She noticed me a few paces back once, and I waved and smiled, trying my best to dissuade her from any kind of behaviour that would prove problematic for me. Sure enough she continued and eventually I saw their home. It was small, quaint even, yet I could sense the happiness within. Despite the size and obvious poor quality of the building it didn't seem the place for sorrow. Small flower pots lined the front window, where Amelia herself was waiting, presumably to airing for her daughter to return home. I watched as she smiled, upon seeing her daughter coming home. And watched as that smile faded and turned to a look of horror and shock when she noticed me. She ran out of her house to grab her daughter, locked her door and drew her curtains.

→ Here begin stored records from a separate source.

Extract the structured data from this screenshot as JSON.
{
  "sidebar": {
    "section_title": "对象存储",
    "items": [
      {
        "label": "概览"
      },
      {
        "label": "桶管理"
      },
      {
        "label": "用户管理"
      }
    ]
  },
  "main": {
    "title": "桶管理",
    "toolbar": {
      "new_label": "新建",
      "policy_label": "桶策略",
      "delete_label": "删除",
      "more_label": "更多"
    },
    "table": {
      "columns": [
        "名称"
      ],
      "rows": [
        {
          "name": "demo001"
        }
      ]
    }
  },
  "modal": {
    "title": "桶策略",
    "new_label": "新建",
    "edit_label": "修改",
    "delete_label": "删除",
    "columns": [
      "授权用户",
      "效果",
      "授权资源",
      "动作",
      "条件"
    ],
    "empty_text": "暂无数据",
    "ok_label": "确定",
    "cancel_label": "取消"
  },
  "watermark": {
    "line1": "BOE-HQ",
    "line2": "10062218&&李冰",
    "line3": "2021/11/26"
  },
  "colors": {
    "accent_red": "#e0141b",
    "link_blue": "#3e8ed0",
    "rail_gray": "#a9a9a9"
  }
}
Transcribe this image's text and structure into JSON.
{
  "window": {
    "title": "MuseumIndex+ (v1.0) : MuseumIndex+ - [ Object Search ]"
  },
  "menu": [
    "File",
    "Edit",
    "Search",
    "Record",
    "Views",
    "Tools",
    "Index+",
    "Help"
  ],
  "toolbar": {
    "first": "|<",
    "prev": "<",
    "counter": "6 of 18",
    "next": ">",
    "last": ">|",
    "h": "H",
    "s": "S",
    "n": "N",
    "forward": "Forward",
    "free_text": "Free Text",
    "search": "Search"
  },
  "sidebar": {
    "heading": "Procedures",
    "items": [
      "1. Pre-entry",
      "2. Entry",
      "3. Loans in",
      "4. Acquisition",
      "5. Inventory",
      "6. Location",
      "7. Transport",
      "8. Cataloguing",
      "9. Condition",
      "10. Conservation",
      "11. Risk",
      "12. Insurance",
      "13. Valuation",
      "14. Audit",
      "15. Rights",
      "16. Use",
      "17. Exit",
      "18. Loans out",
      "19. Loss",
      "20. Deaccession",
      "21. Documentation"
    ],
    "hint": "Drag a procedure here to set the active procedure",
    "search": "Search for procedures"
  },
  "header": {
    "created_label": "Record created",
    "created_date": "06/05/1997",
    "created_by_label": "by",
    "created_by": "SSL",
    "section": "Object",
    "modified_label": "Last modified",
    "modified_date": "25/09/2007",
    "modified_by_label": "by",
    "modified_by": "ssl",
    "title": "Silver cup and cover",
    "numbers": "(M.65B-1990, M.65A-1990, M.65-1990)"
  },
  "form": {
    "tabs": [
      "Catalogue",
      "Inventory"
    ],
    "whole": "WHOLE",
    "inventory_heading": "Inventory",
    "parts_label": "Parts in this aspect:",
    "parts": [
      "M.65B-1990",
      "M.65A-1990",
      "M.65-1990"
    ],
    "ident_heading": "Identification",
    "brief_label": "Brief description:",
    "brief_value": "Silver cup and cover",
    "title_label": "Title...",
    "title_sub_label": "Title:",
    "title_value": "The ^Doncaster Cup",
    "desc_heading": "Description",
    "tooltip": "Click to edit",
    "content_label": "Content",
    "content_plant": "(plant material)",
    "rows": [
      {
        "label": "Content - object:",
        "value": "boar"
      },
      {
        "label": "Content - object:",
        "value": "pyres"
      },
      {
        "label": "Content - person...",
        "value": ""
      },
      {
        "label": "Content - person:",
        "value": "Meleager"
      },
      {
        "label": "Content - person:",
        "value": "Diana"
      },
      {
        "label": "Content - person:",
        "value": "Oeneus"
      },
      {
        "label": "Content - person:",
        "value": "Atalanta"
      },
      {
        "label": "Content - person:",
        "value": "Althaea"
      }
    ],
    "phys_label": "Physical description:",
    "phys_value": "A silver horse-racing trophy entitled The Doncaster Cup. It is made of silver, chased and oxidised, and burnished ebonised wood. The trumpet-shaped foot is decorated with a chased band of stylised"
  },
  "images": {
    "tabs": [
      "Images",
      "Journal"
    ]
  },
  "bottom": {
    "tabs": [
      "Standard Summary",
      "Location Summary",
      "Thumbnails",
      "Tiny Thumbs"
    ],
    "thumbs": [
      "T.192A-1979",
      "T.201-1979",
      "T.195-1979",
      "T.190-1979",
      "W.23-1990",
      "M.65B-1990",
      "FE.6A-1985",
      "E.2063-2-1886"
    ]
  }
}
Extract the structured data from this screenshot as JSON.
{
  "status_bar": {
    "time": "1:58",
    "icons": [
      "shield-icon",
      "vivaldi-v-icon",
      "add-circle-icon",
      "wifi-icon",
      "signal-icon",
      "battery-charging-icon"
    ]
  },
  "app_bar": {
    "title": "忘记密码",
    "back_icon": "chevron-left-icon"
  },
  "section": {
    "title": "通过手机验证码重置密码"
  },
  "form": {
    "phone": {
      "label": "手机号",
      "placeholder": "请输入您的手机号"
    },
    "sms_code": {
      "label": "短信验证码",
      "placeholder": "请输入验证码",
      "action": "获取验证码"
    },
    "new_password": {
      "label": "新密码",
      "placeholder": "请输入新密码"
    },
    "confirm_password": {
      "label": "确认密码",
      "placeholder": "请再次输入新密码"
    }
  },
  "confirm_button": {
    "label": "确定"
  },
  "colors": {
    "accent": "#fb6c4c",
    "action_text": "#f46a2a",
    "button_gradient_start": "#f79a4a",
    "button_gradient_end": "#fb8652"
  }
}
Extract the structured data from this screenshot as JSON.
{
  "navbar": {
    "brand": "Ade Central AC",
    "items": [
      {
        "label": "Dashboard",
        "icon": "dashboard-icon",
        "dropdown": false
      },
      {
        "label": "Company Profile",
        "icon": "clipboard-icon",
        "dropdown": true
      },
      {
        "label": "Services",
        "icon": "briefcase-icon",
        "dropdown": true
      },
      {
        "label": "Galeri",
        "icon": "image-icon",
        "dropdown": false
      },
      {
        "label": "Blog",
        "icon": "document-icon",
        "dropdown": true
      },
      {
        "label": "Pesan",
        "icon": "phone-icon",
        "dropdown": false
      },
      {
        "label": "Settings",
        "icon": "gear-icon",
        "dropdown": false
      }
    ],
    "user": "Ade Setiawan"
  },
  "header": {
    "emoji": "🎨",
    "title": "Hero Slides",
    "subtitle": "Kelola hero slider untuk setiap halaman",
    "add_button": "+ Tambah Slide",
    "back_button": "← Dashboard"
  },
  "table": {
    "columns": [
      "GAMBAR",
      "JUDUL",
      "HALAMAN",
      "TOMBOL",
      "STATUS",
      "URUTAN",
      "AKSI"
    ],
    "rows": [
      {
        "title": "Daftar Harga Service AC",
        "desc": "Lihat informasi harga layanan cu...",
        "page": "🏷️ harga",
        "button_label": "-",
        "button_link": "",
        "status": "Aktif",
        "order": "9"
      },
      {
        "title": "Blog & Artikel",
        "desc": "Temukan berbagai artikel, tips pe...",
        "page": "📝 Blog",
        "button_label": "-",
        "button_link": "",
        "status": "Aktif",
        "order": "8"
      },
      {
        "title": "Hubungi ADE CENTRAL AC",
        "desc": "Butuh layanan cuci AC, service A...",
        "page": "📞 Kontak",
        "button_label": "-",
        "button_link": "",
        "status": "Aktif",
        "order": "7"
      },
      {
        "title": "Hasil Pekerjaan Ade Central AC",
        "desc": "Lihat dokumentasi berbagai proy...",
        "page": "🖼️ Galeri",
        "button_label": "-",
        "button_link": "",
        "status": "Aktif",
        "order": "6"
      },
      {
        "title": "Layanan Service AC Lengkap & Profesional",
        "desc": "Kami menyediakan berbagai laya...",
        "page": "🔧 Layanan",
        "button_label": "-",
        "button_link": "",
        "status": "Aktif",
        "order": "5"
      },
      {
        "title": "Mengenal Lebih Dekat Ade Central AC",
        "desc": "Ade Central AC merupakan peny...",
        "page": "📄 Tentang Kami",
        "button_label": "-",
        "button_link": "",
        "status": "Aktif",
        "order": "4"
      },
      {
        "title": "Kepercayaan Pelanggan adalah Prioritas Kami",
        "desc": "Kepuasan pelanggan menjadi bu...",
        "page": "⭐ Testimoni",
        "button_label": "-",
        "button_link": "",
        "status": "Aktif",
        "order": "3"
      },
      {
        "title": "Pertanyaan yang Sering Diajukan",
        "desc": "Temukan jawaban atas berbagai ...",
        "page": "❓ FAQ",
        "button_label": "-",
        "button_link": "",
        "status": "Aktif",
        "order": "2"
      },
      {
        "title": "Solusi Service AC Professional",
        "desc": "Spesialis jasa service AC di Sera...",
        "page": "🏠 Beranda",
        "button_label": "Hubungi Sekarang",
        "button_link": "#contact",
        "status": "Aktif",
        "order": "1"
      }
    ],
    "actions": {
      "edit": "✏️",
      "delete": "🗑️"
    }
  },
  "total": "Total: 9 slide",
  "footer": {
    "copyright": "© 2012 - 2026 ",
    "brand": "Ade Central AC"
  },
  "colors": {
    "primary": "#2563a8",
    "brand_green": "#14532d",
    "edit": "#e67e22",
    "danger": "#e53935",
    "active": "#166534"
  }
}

After that I went back to the school several times, hoping to see her daughter again. I even asked one of the school teachers to see where she was. They replied saying that she was unwell and was being kept of school for a while. I knew what that meant. Amelia was afraid she would see me again. It frustrated me that she still felt some form of anger toward me. I didn't understand it. I had done what I thought best for both myself and her, yet she only sees my selfishness in that act. She has no idea of the vid that was created when she left. The anguish I have to bear, knowing that I failed to find happiness, or provide it for her. Knowing that my son leaves me for months on end only to return to our home without a word to me. She has no idea of the struggles I have beared for her sake.
My determination was resolute. I waited at that school everyday until she returned. I kew that eventually she would. For all noble ideas, common intellect was never Amelia's strong suit. Sure enough the girl returned, some weeks later. I immediately went after her. She was tentative and apprehensive at first but I cuddled her, and presented her with a black ribbon, one from a shop i have come to.... Appreciate over these last few years. Her eyes lit up with excitement and joy. I asked if she liked it and she responded with absolute gratitude. I asked about her mother; if she was coping ok and if she needed anything. She jerked away suddenly and replied she was fine and that she had ordered her to stay away from me. She ran then, the ribbon trailing in her hand as she did. That was the last I saw of her at that school. They moved away a few days later, according to the teacher I spoke to. Fine, I thought. At least she was away from my agonies. And, more importantly, at least she was happy.